Quantization of Deep Neural Networks
Most pretrained neural networks and neural networks trained using Deep Learning Toolbox™ use single-precision floating point data types. As such, even small trained neural networks require a considerable amount of memory and hardware that can perform floating-point arithmetic. These restrictions can inhibit deployment of deep learning capabilities to low-power microcontrollers and FPGAs.
You can use the Deep Learning Toolbox Model Compression Library to quantize a network to use 8-bit scaled integer data types. Converting to integer data types reduces the memory of parameters in your network and facilitates deploying your network to hardware that performs fixed-point arithmetic.

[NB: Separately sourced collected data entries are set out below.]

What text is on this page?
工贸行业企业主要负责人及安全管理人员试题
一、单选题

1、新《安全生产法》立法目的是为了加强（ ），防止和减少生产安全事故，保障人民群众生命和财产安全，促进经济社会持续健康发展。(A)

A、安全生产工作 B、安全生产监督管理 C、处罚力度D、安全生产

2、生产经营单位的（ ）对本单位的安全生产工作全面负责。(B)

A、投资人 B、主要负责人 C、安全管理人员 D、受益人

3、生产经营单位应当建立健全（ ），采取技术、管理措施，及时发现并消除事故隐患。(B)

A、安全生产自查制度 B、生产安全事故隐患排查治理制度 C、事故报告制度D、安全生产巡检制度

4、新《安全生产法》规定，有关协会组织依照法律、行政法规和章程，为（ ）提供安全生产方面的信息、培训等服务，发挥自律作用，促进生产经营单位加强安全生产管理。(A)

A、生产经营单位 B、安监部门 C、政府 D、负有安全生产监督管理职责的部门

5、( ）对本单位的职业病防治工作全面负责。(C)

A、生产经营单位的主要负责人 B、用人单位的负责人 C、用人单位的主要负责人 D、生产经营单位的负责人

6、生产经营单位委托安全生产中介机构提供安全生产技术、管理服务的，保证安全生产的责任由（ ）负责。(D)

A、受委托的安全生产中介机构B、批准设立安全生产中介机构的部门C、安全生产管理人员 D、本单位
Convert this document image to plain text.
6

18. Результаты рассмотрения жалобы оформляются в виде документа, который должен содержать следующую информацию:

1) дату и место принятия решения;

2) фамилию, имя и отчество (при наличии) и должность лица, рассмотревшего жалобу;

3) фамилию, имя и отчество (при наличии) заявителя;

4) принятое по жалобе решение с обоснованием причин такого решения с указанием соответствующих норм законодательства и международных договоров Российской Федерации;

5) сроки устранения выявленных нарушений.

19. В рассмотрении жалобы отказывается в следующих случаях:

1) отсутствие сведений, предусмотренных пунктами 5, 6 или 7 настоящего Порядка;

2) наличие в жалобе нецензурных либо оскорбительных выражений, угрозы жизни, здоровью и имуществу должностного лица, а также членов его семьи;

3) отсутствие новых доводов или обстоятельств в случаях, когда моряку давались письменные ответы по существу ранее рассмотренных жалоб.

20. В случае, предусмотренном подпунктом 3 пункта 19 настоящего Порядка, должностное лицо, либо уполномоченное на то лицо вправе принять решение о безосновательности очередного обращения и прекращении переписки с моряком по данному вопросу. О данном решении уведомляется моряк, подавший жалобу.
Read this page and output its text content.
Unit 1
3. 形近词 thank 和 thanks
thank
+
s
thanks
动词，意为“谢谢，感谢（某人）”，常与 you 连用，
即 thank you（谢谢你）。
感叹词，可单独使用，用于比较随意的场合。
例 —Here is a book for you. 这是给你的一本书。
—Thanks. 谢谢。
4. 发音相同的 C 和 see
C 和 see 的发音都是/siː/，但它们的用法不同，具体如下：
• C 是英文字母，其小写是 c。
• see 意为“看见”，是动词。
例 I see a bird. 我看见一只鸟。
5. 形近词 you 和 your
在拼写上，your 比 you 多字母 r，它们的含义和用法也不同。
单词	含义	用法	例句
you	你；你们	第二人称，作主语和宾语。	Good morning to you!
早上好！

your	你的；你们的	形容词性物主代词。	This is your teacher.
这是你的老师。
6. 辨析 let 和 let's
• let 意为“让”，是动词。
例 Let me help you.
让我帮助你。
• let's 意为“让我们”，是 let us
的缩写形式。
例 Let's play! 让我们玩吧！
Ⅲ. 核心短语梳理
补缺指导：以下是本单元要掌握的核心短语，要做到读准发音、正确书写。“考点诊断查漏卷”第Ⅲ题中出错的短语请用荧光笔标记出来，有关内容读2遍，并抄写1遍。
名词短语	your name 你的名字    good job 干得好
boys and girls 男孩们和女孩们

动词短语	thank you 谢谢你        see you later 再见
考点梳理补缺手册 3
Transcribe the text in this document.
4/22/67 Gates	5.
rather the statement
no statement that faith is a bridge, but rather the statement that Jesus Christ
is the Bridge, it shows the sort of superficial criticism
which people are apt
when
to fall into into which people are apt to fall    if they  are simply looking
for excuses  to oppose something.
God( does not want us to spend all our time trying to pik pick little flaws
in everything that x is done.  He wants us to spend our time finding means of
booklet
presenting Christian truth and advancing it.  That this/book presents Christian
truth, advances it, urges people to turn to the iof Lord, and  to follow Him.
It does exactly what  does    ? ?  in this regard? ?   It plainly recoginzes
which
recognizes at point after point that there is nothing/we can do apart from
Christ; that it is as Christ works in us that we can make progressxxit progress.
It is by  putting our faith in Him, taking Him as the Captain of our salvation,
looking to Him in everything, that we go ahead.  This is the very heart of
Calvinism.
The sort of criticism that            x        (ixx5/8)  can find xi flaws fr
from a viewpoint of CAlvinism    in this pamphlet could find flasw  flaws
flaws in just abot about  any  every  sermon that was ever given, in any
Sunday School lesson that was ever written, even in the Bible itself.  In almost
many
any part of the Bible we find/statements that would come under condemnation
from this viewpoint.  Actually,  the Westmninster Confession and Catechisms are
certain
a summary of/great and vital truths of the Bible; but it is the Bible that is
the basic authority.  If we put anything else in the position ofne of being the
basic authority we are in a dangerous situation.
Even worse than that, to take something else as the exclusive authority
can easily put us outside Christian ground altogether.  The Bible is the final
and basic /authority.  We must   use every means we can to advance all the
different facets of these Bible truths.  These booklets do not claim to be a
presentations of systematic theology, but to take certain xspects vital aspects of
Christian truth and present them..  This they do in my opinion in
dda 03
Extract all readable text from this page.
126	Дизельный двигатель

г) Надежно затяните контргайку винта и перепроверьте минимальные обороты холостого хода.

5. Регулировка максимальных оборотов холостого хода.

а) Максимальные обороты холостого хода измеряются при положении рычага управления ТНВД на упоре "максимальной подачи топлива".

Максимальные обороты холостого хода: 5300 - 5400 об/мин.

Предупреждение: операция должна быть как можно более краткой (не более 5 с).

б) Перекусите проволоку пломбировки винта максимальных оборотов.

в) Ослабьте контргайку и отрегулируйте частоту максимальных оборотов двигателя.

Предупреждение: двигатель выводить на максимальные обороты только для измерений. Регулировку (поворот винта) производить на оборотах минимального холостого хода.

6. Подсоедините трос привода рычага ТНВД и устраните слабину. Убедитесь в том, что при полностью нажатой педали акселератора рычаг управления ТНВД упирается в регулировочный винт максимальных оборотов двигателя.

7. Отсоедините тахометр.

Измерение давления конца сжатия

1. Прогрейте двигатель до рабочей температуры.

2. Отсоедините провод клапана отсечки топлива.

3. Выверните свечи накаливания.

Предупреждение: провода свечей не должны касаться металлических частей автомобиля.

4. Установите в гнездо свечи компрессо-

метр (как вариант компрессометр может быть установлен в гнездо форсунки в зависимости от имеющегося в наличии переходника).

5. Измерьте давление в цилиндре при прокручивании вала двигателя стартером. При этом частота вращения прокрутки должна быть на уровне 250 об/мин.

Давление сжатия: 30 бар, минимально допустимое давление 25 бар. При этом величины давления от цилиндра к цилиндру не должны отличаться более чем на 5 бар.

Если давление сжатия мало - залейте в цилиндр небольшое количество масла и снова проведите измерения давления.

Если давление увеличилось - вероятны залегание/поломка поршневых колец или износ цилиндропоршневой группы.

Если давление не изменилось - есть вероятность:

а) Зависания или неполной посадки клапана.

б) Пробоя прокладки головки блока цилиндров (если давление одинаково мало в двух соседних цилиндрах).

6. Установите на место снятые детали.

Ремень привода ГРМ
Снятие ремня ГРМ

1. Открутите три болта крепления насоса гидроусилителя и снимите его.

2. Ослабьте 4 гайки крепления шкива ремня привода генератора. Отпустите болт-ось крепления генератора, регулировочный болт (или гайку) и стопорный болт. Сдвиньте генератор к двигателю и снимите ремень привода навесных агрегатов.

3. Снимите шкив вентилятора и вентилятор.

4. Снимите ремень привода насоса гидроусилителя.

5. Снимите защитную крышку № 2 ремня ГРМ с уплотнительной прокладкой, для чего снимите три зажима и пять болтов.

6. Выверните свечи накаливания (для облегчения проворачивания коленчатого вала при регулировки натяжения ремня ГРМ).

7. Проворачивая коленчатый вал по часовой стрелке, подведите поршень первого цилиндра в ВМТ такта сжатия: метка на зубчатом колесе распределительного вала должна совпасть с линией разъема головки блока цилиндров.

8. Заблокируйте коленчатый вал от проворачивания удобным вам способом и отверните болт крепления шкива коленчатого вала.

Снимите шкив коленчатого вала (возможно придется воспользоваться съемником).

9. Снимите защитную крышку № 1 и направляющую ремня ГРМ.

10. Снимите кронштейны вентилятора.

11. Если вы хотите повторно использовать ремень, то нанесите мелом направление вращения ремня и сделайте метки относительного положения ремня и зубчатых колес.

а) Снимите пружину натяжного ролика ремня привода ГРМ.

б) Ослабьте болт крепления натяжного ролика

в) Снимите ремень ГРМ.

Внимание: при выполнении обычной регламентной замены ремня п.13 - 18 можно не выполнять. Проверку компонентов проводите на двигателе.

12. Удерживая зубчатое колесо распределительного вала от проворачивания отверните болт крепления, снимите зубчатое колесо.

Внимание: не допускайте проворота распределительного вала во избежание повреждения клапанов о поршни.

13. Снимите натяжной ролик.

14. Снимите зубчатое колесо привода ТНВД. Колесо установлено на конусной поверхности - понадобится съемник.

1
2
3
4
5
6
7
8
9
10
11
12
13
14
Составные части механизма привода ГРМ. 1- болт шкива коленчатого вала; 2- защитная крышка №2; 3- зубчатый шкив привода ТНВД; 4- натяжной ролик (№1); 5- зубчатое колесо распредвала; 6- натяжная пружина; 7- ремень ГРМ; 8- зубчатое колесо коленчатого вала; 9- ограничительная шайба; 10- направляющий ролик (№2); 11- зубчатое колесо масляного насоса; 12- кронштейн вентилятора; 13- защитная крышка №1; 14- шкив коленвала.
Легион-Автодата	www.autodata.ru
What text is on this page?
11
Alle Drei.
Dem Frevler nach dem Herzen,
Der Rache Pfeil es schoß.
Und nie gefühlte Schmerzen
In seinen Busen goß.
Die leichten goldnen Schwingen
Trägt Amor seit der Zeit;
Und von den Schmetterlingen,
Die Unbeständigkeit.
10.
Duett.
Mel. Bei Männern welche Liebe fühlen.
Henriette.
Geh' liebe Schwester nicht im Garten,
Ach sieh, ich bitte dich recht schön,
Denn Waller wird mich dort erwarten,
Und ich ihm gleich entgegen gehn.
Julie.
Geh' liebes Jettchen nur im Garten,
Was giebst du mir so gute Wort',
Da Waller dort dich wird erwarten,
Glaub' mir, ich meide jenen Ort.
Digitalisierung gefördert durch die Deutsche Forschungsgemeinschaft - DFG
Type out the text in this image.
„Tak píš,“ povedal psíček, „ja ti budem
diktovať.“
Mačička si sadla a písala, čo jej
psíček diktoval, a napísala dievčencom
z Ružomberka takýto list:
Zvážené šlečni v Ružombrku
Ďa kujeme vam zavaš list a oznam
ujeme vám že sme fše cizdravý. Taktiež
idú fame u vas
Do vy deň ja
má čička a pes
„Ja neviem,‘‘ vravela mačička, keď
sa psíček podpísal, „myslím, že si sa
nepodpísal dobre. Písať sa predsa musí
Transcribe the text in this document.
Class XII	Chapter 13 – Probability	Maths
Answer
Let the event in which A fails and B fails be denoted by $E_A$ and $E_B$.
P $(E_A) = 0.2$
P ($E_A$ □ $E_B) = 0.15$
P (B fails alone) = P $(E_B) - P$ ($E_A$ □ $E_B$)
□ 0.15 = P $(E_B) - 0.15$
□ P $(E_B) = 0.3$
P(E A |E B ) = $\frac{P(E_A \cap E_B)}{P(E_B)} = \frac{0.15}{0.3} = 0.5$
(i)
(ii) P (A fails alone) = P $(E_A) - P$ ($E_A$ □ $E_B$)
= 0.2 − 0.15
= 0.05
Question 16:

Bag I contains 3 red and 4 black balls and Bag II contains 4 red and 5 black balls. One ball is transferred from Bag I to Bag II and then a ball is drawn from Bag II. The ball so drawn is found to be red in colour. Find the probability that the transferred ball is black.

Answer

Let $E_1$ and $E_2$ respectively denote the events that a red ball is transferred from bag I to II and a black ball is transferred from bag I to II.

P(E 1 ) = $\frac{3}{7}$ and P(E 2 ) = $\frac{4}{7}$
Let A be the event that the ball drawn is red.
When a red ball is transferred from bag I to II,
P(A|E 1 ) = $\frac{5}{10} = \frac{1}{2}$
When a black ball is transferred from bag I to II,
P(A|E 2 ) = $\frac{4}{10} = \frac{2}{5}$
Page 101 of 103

The Deep Learning Toolbox Model Compression Library support package also facilitates structural compression techniques like projection and pruning of deep neural networks to reduce their memory requirements. Structural compression reduces the memory of a neural network by reducing the total number of parameters. For more information about other model compression techniques, see Reduce Memory Footprint of Deep Neural Networks.
Benefits of Quantization
When deploying deep learning models to hardware, especially those with data type and memory constraints, quantization improves network performance by reducing peak activation energy of the network by up to a factor of four. Network accuracy is largely maintained despite the conversion to lower-precision data types.
To learn more about the scaling, precision, and ranges of the 8-bit scaled integer data types used in the Deep Learning Toolbox Model Compression Library support package, see Data Types and Scaling for Quantization of Deep Neural Networks.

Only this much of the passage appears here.